I think one of the reasons why being “bi enough” is such a concern for many bi people is because the majority of us can only conceive of bi oppression as being adjacent to the policing of same gender sexual contact and relationships. Can a bi person in a hetero appearing relationship truly consider themselves oppressed if the legality of their marriage will be globally recognized without question? Can a bi person experience oppression if they’ve never, you know, done gay sex?
It’s such a weird question to me, and one that really shows how centering the LGBTQ rights discussion around marriage equality really eroded a lot of people’s imaginations. Sexuality-based oppression is certainly at its most visible and concrete when it is policing what legal rights a same gender couple has versus a mixed gender couple. But to say it ends there is… what.
The thing about, for instance, Don’t Ask Don’t Tell (and complete and total bans on queer participation in the military before then) is that they weren’t really about, I dunno, a fear that there was going to be an epidemic of gay sex in military bunkers if openly queer people were allowed to be in the military. They were much more about this idea of the queer person as a threat to unit cohesion — about the potential threat to moral if, say, one soldier was worried about being objectified or hit on by another soldier. The mere existence of attraction, or even potential for attraction, was the threat — I think that and also this idea that queer people could be more readily blackmailed and compromised by the enemy.

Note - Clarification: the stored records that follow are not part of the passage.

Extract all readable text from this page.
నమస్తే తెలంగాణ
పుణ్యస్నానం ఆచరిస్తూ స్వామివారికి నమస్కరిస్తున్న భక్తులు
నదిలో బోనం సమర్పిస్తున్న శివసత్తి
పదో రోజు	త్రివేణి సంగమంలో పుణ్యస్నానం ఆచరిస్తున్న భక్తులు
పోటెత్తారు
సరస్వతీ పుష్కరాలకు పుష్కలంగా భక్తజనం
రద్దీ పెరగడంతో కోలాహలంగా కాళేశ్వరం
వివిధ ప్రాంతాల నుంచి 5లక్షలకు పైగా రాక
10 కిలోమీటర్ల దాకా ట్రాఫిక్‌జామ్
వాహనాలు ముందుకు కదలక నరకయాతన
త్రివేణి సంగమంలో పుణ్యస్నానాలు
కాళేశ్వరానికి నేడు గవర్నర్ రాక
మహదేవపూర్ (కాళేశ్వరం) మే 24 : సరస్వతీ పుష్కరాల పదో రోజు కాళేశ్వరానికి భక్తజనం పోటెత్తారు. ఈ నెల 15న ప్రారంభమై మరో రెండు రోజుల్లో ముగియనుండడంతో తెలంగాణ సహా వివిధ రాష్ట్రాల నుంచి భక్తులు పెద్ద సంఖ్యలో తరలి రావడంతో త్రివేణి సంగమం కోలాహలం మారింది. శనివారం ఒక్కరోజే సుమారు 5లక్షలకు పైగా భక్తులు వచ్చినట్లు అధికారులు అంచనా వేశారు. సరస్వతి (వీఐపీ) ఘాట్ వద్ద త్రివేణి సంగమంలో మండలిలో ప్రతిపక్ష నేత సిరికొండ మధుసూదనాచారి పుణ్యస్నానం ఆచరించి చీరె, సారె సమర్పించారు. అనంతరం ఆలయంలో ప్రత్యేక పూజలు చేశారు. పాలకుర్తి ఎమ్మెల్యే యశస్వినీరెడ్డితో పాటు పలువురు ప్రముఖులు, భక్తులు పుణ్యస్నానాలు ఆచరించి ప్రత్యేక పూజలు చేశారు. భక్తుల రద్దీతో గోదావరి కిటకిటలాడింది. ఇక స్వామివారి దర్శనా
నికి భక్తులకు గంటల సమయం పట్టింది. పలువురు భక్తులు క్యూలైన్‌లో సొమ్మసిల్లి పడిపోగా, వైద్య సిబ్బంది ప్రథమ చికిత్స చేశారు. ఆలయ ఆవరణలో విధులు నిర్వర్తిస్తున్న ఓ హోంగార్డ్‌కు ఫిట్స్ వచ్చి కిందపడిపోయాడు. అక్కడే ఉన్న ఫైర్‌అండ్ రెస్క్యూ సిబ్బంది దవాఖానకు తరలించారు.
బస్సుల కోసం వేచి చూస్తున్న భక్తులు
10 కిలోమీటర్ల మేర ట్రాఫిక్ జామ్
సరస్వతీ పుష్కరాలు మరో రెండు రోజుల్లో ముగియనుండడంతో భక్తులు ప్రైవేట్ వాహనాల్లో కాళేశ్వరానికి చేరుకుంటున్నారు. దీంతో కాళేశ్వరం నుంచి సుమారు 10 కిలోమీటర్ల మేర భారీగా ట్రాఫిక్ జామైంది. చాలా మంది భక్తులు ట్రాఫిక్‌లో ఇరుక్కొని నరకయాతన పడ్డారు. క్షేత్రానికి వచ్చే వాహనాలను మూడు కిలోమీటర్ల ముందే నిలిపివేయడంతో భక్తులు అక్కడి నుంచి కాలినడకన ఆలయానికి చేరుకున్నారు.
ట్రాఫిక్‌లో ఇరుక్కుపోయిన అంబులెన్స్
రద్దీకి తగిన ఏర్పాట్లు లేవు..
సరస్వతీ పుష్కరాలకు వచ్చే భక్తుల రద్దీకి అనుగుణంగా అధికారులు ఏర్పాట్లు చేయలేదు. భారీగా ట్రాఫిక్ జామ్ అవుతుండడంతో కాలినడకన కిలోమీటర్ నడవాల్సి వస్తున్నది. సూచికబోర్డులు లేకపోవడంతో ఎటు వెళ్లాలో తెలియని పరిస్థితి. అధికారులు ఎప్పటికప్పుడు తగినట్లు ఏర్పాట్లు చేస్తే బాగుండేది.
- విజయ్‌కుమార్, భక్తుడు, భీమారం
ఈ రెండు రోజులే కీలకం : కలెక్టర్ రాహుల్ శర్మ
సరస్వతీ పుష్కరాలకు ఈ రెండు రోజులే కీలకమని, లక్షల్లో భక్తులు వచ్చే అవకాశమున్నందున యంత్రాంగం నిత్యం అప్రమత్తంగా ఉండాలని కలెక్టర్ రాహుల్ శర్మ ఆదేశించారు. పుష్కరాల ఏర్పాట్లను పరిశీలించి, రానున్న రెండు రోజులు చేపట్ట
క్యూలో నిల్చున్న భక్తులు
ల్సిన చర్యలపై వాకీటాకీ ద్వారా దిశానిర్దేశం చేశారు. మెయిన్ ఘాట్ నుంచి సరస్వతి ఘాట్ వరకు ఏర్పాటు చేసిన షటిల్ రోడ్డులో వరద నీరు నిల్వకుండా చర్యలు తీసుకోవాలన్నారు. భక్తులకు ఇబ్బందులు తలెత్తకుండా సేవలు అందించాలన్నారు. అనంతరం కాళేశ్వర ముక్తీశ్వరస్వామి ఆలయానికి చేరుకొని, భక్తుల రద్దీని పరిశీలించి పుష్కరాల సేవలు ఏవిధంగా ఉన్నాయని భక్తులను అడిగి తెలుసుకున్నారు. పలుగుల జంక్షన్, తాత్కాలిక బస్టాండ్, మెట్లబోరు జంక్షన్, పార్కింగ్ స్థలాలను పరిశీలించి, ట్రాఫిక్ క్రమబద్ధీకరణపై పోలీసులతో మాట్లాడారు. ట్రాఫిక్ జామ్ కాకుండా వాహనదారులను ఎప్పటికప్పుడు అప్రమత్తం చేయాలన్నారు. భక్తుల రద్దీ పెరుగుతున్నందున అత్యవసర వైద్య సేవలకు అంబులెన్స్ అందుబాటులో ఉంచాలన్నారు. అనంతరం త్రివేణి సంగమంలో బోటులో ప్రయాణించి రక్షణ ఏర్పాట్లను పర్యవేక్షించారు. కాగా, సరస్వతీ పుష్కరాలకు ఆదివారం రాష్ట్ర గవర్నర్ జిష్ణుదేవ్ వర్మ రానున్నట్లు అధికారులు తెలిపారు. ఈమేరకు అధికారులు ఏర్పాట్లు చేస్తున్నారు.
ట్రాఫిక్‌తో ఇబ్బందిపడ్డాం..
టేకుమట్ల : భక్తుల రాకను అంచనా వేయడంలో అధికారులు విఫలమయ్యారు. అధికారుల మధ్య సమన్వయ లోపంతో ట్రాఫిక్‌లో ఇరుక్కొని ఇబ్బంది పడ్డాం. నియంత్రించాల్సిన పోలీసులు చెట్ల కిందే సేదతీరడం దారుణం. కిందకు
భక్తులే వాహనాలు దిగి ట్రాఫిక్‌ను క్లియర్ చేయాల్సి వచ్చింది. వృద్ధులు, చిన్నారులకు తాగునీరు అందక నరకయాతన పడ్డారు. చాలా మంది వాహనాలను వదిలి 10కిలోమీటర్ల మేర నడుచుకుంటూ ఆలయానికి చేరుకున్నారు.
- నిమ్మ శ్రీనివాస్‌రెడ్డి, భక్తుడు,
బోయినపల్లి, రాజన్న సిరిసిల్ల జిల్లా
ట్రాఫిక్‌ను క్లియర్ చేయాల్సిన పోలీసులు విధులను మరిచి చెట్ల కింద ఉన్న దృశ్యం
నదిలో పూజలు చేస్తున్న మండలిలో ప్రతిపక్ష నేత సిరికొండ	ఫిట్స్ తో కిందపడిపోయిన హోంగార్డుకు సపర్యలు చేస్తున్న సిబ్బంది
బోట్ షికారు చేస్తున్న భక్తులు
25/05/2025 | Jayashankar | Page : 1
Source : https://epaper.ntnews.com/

And I bring this up not simply because Don’t Ask Don’t Tell explicitly called out bisexuality alongside homosexuality in its list of things one should neither inquire about nor speak allowed (though it did!), but because this whole framing — I think it’s been lost for a lot of us. It’s a framing in which a queer person is a threat not because of what they are actively doing — queer sex, queer relationships, queer marriage — but because of their mere existence, because of the theoretical challenge they pose by simply being different. Don’t Ask Don’t Tell didn’t care if you were a queer who’d never been in a relationship; the mere fact that you were queer was in and of itself explosive. You, as a person, were a contagion, independent of your behavior or relationship status.
I wonder what it would feel like to consider biphobia in that frame: to think of it as an oppression that renders bisexuality unspeakable, that treats bisexuals as an unacceptable kind of person, full stop. Would we continue to worry that we didn’t “count” as “bi enough” to be subjected to that oppression? Or would we begin to understand that the very insistence that we are not “bi enough” to be oppressed is a form of this kind of oppression — that rendering bisexuality unspeakable even to ourselves is, in a way, doing the work of those who wish to eliminate bisexuals, full stop.